A 2007 study by the Center for Injury Research and Policy of the Research Institute at the Nationwide Children’s Hospital in Columbus, Ohio, found rock-climbing injuries have increased as the popularity of the sport has soared. The study found more than 40,000 patients were treated between 1990 and 2007. The number of injuries reported increased 63 percent during that 17-year-period.

More than three-quarters of the injuries came from falls, with the seriousness of the injury related to the height of the fall. Patients who fell from a height of more than 20 feet were 10 times more likely to be hospitalized than patients who were injured falling from 20 feet or lower.

In July, two employees at the Rocktown Climbing Gym in Oklahoma City were injured when they fell more than 30 feet to the ground, according to The Oklahoman newspaper. Both survived, and human error was believed to the cause, the newspaper said.

Philadelphia attorney Jeffrey Reiff, who has litigated amusement park accidents as well as zip line and climbing wall incidents, said facilities usually blame accidents on human error. In rock-climbing accidents, improper harnessing is often a key issue.

Reiff called for a federal oversight of the industry in an August column in U.S. News & World Report . He said that equipment in climbing gyms should be checked regularly by staff, and every climber’s harness should be double-checked before they are allowed to climb.

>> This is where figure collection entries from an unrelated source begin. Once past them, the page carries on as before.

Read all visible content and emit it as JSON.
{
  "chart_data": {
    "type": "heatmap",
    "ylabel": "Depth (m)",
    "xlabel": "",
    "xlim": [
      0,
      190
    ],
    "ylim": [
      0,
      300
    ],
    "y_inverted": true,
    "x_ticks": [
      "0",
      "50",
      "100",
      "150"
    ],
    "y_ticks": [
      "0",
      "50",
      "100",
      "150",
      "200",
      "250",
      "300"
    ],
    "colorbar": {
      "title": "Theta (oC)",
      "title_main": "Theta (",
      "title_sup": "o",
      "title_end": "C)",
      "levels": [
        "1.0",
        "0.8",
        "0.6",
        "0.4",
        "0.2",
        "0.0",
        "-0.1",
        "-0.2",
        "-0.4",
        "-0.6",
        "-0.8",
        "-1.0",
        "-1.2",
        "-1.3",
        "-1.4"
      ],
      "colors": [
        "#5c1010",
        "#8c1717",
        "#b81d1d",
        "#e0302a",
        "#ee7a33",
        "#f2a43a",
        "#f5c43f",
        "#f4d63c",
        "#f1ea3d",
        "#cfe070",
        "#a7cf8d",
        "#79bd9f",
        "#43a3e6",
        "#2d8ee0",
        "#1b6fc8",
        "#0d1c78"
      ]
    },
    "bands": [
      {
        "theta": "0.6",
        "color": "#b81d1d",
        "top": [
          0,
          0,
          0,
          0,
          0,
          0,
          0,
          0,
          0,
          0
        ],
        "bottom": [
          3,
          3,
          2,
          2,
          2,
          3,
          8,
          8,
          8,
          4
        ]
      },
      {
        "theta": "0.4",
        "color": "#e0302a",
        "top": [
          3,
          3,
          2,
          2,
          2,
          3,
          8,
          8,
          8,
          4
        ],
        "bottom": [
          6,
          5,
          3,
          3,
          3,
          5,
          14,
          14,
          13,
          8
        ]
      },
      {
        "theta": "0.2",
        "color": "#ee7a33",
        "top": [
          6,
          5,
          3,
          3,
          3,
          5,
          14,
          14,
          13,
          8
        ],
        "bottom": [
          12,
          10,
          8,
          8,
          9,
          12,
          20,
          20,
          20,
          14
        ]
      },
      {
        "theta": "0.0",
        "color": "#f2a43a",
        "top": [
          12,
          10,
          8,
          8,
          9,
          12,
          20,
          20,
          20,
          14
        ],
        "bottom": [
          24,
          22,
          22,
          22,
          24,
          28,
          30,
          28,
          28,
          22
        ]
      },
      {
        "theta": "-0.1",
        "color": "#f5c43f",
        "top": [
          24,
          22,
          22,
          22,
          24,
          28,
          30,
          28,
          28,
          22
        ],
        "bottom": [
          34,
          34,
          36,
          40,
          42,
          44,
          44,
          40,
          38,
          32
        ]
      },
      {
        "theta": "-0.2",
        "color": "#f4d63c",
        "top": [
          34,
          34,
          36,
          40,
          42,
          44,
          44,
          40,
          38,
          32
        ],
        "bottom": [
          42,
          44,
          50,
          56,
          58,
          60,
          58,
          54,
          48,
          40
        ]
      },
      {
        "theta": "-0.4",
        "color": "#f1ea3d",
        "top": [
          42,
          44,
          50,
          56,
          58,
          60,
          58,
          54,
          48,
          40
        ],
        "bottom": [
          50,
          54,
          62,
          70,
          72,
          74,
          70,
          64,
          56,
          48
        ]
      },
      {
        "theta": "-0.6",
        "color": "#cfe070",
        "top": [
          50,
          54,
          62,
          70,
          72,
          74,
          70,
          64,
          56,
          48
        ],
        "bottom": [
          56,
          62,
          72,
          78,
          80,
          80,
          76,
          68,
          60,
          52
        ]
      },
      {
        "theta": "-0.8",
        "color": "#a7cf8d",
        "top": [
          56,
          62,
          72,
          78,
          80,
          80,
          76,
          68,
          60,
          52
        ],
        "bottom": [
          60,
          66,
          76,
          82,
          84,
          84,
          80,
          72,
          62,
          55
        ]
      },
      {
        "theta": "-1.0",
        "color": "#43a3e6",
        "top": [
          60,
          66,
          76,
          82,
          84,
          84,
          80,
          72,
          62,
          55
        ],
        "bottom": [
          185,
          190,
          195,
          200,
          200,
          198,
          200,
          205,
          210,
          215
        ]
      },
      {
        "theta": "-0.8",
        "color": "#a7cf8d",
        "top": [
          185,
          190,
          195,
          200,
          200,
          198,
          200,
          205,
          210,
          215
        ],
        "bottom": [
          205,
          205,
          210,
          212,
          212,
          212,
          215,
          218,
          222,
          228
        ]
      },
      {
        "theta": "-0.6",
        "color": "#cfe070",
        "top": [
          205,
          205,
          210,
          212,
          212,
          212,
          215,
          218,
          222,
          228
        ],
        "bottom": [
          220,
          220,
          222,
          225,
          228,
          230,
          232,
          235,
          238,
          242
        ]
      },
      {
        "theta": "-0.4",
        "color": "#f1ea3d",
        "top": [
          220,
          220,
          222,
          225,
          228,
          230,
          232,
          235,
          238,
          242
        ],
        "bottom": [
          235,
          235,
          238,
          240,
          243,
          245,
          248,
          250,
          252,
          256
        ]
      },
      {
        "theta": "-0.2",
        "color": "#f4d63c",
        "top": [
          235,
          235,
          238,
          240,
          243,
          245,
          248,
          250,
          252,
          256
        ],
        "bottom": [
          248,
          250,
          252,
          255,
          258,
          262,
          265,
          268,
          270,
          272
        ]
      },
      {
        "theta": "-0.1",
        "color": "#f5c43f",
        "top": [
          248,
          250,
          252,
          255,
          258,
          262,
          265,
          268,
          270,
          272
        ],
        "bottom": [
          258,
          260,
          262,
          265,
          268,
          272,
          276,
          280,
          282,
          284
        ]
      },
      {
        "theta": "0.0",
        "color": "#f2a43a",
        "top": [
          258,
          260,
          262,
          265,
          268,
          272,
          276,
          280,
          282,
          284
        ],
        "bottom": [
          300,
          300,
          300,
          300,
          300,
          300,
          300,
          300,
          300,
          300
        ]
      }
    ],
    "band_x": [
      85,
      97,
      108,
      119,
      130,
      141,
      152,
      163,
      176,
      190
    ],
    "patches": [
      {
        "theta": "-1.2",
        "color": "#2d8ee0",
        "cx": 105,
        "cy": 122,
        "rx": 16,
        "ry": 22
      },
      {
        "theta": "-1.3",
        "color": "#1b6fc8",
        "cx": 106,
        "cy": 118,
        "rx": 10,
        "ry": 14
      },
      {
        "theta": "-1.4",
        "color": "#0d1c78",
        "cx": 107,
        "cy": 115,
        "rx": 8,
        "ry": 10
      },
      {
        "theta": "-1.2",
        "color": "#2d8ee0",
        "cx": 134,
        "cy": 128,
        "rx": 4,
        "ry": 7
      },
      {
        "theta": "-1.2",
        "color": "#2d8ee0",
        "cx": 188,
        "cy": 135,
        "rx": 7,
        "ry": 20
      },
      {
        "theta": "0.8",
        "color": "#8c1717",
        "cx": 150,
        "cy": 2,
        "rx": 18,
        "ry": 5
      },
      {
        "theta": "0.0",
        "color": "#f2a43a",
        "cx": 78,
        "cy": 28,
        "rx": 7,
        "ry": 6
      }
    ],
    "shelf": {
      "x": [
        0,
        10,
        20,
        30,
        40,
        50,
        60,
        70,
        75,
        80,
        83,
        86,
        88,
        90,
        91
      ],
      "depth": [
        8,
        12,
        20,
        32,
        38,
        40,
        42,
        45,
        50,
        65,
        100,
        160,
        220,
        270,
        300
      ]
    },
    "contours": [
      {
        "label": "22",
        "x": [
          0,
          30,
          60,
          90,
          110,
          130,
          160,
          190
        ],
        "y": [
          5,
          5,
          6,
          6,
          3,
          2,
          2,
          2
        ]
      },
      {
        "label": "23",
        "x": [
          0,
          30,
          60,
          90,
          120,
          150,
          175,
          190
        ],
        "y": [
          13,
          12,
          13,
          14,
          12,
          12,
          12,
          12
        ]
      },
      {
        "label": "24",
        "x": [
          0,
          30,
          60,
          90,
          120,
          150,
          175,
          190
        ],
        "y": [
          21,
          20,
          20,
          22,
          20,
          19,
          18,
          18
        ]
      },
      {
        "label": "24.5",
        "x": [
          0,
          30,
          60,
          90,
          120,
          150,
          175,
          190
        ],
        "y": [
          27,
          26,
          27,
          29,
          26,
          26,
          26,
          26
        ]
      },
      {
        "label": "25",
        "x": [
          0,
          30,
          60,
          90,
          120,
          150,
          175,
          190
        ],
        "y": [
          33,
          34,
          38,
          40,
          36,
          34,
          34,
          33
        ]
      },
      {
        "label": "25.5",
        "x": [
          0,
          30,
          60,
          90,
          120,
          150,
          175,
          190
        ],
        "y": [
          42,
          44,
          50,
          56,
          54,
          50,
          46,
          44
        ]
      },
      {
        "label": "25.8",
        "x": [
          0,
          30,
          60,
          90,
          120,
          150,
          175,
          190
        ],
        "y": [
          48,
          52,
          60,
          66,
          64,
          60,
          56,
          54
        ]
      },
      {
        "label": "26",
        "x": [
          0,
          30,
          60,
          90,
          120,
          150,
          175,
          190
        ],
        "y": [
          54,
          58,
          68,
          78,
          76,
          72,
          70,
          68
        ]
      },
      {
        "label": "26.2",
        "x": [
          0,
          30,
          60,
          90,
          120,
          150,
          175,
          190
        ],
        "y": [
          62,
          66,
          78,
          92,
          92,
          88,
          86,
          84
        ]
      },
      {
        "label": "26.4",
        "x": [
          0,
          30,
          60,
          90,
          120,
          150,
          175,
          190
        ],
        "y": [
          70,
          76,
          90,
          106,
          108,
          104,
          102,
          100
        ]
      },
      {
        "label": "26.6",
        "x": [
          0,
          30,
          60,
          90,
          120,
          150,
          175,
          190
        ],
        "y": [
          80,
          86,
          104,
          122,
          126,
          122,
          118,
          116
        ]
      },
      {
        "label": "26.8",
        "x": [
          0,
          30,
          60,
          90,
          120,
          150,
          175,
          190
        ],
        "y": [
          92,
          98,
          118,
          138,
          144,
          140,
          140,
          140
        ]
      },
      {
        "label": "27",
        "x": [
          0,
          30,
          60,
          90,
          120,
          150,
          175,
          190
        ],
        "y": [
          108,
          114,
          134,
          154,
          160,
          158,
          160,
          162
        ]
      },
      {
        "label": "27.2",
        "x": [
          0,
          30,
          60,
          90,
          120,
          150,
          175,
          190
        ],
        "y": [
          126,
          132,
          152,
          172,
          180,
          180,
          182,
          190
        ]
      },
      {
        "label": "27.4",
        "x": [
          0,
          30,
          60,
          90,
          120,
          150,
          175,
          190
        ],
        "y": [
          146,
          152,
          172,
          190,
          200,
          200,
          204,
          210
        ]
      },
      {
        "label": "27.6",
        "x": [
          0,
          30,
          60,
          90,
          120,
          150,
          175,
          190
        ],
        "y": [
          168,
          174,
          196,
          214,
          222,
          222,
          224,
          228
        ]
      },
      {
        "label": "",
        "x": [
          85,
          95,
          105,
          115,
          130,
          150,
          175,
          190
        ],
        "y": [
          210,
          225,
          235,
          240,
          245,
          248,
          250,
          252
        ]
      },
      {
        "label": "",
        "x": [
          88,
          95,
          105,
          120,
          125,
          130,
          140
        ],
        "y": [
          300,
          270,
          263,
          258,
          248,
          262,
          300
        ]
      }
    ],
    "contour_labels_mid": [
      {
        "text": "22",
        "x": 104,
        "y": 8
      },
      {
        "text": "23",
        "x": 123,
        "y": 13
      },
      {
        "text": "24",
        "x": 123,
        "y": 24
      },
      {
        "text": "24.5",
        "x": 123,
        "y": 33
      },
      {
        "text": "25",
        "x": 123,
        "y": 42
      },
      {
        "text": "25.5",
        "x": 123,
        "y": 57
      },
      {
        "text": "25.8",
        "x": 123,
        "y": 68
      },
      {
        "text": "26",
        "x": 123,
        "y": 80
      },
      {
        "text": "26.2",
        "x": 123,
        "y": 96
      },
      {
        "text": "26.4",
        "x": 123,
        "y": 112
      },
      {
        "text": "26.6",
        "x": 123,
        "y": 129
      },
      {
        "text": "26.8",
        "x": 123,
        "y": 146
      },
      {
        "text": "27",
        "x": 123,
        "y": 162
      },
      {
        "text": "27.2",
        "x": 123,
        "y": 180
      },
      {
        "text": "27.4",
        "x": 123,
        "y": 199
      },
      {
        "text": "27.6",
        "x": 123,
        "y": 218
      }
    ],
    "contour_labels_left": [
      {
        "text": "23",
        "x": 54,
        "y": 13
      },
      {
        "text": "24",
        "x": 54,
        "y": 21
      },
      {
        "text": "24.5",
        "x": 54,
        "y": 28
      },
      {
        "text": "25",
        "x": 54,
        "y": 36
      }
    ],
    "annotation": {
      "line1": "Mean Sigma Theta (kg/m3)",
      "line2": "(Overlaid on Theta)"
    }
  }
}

“Redundancy is key,” Reiff said.

Gym closed for 2 days

Bill Zimmerman, chief executive officer of the Climbing Wall Association in Boulder, Colo., said his organization contends that rock-climbing businesses shouldn’t be considered part of the amusement industry.

“Our position is climbing facilities aren’t amusements — they’re sports,” Zimmerman said.

Climbing gyms can take steps to mitigate the risk of accidents, but Zimmerman said there will always some danger.

“If you climb, you can fall, and if you fall, you can hurt or get killed,” Zimmerman said. “There’s nothing a business owner can do to eliminate the inherent risk of climbing.”

The trade association, which was formed in 2003, does not regulate climbing facilities, but it does have guidelines. These includes posters that can be placed in facilities to remind patrons and staff of safe procedures.

Summit is a member of the trade association.

The Climbing Wall Association has about 360 members and about 500-600 gyms nationwide. There are also thousands of climbing walls in schools, clubs and challenge courses, Zimmerman said.

While officials at the Grapevine gym couldn’t be reached for comment, a statement was issued on Summit’s website.

“There was a tragic accident today, September 22nd, at our Grapevine location,” the statement said. “Grapevine will be closed Monday and Tuesday. Please keep your hearts, thoughts, and prayers with the woman, her family, and the summit staff.”